# How do you graph y=-x^2+4?

Apr 12, 2017

Point plotting or finding the vertex and axis of symmetry

#### Explanation:

Point plotting:
Create a table of $x$ and $y$ values.

Since $x$ is the independent variable in the equation ($y$ depends on the $x$ variables selected), you can select any $x$ value and find the corresponding $y$ value using the equation $y = - {x}^{2} + 4$

$\text{x|"-3"|"-2"|"-1"| "0"| "1"| "2"| "3"|}$
$\text{y|"-5"| "0"| "3"| "4"| "3"| "0"|"-5"|}$

Plot these points on a coordinate plane and connect the points with an arc.

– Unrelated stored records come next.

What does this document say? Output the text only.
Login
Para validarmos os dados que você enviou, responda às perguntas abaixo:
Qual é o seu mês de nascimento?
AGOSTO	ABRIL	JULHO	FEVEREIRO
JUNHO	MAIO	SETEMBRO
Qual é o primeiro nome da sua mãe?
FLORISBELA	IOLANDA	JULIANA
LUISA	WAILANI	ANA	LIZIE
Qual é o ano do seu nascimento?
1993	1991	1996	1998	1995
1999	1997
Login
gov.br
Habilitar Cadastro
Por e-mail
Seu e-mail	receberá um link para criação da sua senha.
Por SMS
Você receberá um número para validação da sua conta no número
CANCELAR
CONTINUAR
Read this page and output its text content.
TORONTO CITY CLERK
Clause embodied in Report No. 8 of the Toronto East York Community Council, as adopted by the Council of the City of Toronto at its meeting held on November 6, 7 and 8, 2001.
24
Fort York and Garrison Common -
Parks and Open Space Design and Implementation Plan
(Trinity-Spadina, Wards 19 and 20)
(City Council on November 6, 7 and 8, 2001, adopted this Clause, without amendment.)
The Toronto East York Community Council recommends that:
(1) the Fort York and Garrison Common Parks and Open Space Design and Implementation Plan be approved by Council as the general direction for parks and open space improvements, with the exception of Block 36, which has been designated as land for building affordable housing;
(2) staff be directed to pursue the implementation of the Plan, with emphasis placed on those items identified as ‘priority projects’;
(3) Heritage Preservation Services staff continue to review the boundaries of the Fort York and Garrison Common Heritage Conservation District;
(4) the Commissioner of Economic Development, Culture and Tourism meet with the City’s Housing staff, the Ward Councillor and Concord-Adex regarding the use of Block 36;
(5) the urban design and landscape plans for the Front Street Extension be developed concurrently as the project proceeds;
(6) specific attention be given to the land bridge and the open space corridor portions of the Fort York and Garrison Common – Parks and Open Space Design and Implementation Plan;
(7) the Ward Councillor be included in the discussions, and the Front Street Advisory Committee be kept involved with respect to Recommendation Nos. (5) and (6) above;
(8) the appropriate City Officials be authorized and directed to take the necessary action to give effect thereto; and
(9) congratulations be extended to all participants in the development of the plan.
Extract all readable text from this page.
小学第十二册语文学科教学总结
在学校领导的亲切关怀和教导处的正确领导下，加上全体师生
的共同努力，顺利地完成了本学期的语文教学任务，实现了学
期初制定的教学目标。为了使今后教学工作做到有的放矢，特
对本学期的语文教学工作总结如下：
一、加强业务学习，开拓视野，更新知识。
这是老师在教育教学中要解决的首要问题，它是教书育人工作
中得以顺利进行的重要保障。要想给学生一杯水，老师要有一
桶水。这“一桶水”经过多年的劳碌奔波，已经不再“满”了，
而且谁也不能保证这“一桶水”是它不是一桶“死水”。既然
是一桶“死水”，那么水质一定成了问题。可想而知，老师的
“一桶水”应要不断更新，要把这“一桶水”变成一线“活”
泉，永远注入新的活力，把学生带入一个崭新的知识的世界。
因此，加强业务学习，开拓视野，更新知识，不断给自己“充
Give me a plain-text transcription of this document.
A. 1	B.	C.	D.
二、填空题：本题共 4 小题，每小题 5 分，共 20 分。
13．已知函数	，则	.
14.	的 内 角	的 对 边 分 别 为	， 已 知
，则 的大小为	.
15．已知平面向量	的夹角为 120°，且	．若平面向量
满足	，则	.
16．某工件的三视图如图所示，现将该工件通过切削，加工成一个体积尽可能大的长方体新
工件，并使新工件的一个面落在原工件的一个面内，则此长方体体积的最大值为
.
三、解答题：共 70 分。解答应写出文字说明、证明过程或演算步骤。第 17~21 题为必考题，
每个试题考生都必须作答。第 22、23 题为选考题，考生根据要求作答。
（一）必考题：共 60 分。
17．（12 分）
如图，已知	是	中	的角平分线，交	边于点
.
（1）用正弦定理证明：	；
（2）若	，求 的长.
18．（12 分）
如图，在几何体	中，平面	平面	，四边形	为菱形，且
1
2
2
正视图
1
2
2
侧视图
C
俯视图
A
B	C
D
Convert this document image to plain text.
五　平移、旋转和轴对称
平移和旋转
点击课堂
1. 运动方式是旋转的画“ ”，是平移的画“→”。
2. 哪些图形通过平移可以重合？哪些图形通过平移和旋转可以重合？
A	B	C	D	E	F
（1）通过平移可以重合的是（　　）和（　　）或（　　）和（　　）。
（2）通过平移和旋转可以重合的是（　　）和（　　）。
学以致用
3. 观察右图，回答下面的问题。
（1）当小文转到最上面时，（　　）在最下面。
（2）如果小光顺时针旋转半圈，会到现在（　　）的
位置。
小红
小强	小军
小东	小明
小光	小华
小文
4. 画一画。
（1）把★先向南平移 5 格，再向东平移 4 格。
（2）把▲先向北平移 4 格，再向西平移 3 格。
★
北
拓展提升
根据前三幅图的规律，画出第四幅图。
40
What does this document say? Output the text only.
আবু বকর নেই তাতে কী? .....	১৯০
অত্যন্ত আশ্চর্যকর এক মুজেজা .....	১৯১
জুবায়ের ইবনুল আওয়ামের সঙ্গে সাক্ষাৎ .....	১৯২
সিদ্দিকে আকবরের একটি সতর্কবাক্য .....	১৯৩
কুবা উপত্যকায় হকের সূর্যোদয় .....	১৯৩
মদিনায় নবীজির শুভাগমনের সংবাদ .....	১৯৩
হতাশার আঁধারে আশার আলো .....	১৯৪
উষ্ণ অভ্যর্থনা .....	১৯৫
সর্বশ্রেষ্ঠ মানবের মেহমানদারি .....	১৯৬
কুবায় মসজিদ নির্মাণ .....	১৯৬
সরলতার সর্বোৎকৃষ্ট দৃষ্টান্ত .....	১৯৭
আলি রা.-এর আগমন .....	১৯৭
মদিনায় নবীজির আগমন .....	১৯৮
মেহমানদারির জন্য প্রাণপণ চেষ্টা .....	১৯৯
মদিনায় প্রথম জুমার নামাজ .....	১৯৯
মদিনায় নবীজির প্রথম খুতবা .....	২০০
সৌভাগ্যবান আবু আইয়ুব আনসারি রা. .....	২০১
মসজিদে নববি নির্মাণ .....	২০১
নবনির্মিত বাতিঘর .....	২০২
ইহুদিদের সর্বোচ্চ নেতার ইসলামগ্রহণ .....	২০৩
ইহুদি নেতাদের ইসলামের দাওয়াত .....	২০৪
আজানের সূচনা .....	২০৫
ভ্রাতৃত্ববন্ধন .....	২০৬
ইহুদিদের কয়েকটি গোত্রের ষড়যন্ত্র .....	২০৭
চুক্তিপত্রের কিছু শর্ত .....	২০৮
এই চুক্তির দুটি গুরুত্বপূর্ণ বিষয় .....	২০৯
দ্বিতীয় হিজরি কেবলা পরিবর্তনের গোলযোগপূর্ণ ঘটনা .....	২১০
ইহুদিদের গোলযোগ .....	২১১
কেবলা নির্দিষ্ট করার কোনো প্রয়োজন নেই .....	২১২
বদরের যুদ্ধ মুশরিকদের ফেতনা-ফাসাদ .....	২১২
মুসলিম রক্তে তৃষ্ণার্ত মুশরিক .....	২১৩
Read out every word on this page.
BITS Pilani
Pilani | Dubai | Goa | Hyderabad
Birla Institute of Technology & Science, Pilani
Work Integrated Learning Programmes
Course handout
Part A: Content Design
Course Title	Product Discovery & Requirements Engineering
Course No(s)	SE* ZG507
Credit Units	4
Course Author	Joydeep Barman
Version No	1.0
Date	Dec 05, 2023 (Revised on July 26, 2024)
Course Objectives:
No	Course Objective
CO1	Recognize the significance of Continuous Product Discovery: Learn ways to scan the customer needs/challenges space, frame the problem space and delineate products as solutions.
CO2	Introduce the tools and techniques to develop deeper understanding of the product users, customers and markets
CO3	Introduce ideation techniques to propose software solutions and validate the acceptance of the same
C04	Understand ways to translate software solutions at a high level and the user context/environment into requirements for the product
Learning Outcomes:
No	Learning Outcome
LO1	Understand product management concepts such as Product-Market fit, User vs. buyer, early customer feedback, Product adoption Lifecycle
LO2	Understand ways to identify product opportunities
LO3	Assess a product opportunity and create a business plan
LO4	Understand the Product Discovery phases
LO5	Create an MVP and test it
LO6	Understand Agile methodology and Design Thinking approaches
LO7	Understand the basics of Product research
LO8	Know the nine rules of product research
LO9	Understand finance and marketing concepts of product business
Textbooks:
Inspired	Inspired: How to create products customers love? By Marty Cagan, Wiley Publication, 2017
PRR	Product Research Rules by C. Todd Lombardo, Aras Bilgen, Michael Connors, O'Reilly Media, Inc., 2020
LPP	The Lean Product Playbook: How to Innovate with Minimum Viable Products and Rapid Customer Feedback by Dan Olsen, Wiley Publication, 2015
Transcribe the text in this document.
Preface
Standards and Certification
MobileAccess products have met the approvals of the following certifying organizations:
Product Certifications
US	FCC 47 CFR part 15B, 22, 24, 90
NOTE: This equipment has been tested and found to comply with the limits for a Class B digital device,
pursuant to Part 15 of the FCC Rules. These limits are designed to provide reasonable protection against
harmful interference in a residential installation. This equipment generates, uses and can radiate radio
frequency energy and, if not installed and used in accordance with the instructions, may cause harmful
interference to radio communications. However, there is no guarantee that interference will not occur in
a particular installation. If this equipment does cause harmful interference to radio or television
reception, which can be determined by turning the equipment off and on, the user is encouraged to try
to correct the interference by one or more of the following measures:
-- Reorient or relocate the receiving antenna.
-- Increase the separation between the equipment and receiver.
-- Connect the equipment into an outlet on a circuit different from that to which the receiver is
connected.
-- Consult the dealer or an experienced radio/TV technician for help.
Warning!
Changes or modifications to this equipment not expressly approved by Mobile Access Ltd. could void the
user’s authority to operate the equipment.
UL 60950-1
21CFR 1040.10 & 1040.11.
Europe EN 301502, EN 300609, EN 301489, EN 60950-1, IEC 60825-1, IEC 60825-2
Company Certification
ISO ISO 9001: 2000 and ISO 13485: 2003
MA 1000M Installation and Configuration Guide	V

Finding the vertex and axis of symmetry:

A parabola can be graphed easily when it is in the standard form/vertex form $y = a {\left(x - h\right)}^{2} + k$ where the vertex $= \left(h , k\right)$ and the axis of symmetry is $x = h$

First put the equation in general form $A {x}^{2} + B x + C = 0$

A negative $A$ value means the parabola opens downward, a positive $A$ value means the parabola opens upward.

$h = - \frac{B}{2 A}$

For $y = - {x}^{2} + 4 , \text{ " A = -1, B = 0, C = 4; " } h = \frac{0}{-} 2 = 0$

So the axis of symmetry is $x = 0$

$k = f \left(h\right) = f \left(0\right) = - {\left(0\right)}^{2} + 4 = 4$

So the vertex is $\left(0 , 4\right)$

graph{-x^2+4 [-12.66, 12.66, -6.33, 6.33]}